The third set of pages is the only evidence of who I was at the Drawing Room with this night. I wouldn’t have remembered if I didn’t have these pictures. Thanks to the strong-assed drinks made by the fine-assed bartender most Drawing Room nights run together in my mind. On this particular night though, I was there with Natalie and Diane. Diane always hates pictures of herself. I have a tough time not making that personal. Natalie got her butt grabbed by a girl. At least that’s what she claimed. She exaggerates sometimes. After the alleged ass incident, Natalie asked me if she looked like a lesbian. I explained that it is only in very extreme cases of lesbianism that you can tell someone is a lesbian by looking. Most lesbians just look like female humans. Yeah. I’m a champion of gay rights. An Ally if you will.

Pages 7 and 8 are two more fine-assed ladies, one who’s ass was slightly finer than the other. I like my reasons for not taking a picture of her ass. Read them.

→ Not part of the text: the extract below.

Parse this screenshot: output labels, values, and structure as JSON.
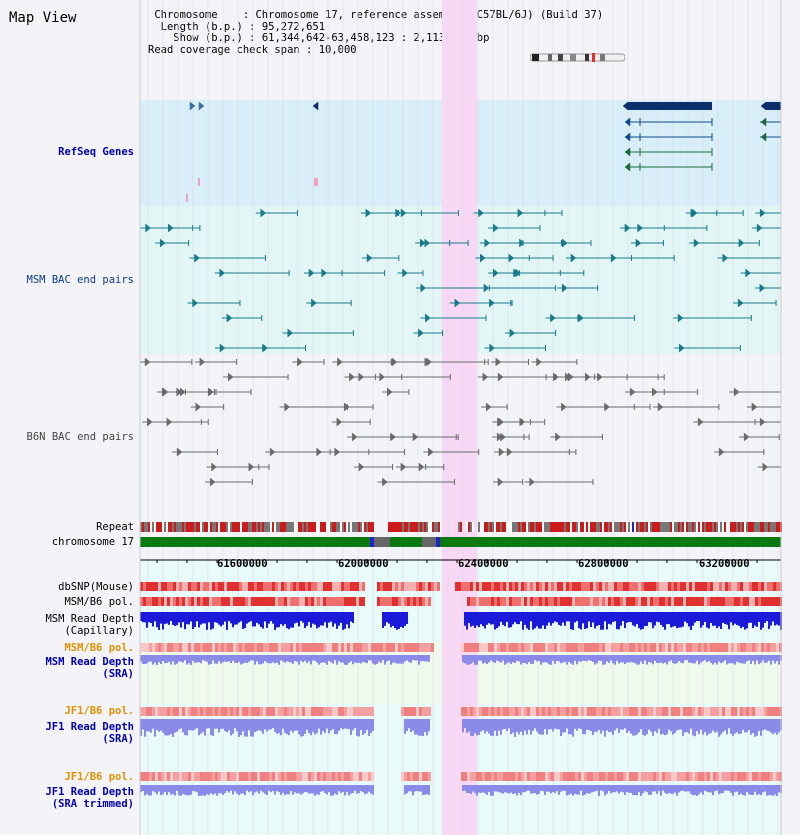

And the 9th and final page is me. Being sad about all the fine-assed ladies. I can’t explain it exactly. It is like I live in a world where there are all these ice cream cones floating around. And I really want an ice cream cone. But, I’m too afraid to take the ice cream cones so I go without. So every time I see a particularly delicious looking ice cream cone, like a vanilla soft serve in a cake cone, or a banana strawberry in a sugar cone, or a pralines and cream in a waffle cone, I get a little sad. But of course when ever someone offers me an ice cream cone I slap it out of their hand onto the sidewalk below and go home and watch Mythbusters. So why do I still get sad? I obviously don’t want any damn ice cream cone. Oh my stupid brain. I swear it’s gonna kill me one of these days.